The debt-to-income ratio measures how much of your gross (before taxes) income is used to pay housing costs, including principal, interest, taxes, insurance, mortgage insurance (if applicable), and homeowners association fees (if applicable).

Other debt, including credit cards, student loans, and car loans, will also affect your debt-to-income ratio.

4. What’s your credit score?

You should already know this, because you should have already pulled your credit report and checked it. Before you approach a lender, get your credit score in the best shape possible by paying off debts and disputing any discrepancies on your report. Even if it takes extra time, it can save you thousands of dollars over the life of a loan. Get your free credit reports from AnnualCreditReport.com.

5. Now that you are about to close, how’s your credit again?

When it’s time to close, your lender will ensure you haven’t mucked up your credit or debt-to-income ratio. Your credit report will be pulled again to make sure you haven’t opened any new credit or added new debt.

From the moment you apply for a mortgage right up until closing, don’t take on any new debt.

6. How much do you have for a down payment?

The larger your down payment, the more you will convince a lender that you take homeownership seriously and won’t walk away when times get tough. Your down payment will also determine if you can qualify for a mortgage, how much money the lender will give you, and what interest rate you’ll receive.
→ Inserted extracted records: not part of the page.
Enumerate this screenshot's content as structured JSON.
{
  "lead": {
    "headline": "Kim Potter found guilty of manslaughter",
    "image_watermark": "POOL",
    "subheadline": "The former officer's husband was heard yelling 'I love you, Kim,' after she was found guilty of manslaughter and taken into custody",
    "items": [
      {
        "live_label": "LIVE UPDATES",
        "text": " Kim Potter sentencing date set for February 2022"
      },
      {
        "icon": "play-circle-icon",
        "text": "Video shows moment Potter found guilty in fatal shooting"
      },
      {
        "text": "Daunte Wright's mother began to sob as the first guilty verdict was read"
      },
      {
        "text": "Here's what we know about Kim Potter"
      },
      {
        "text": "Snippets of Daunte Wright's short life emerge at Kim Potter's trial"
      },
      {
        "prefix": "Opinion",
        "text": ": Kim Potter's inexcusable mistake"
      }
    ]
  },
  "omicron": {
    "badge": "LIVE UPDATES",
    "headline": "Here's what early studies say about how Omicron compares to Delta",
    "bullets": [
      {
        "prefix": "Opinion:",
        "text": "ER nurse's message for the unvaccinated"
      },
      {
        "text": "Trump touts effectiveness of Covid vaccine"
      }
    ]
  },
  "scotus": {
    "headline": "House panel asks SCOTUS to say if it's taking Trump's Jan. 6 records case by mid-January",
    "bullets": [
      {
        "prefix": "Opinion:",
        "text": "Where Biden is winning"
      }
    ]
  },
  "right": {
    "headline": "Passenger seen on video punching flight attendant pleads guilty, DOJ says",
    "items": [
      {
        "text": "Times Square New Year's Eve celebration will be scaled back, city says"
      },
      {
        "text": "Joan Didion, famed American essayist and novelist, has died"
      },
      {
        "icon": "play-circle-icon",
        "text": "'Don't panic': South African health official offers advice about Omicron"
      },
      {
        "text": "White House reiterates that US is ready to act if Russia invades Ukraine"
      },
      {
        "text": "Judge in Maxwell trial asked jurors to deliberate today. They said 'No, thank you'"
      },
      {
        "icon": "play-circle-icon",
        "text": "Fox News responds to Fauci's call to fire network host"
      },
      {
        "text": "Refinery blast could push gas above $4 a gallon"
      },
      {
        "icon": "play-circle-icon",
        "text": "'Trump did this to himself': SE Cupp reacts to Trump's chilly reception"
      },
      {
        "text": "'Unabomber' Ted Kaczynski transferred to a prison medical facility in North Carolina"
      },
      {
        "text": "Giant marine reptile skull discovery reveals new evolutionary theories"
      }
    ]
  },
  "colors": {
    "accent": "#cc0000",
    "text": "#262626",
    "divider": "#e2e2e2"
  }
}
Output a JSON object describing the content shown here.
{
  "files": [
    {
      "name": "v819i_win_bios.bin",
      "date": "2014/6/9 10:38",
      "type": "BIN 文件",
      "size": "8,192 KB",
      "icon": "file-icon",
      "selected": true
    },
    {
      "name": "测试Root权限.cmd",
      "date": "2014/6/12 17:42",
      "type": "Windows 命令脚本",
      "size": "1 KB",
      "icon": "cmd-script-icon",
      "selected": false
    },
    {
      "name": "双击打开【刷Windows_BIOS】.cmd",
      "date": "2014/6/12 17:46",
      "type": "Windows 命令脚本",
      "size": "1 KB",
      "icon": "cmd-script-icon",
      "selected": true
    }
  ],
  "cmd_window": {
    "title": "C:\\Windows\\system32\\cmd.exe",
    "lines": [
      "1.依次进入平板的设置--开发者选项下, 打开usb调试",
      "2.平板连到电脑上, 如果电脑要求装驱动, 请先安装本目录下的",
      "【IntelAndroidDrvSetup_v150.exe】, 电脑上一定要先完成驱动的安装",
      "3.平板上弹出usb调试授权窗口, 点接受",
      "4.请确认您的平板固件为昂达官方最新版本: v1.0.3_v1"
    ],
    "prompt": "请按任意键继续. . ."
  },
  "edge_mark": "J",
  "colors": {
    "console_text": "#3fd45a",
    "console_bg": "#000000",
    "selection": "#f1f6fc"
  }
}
7. How will you use this property?

Owning a home as the occupant comes with a different set of regulations, qualifying requirements, rates, terms, and risks. If you’re buying an investment property, let your lender know up front. To get you the right loan, your lender needs to know what you plan to do with the property.

8. Are you involved in a lawsuit?

A lawsuit involving a financial judgment could affect your financial position. If you’re in this boat, you’ll have to prove why the judgment won’t harm you financially.

9. What are the details of your divorce?

If you are recently divorced, your lender will want to know about it. The lender doesn’t need to know about any of the drama that led to a divorce, only how it affected you financially.

10. What is your ethnic background?

This question isn’t discriminatory. It’s in place for federal oversight, so the government can crack down on discriminatory lenders.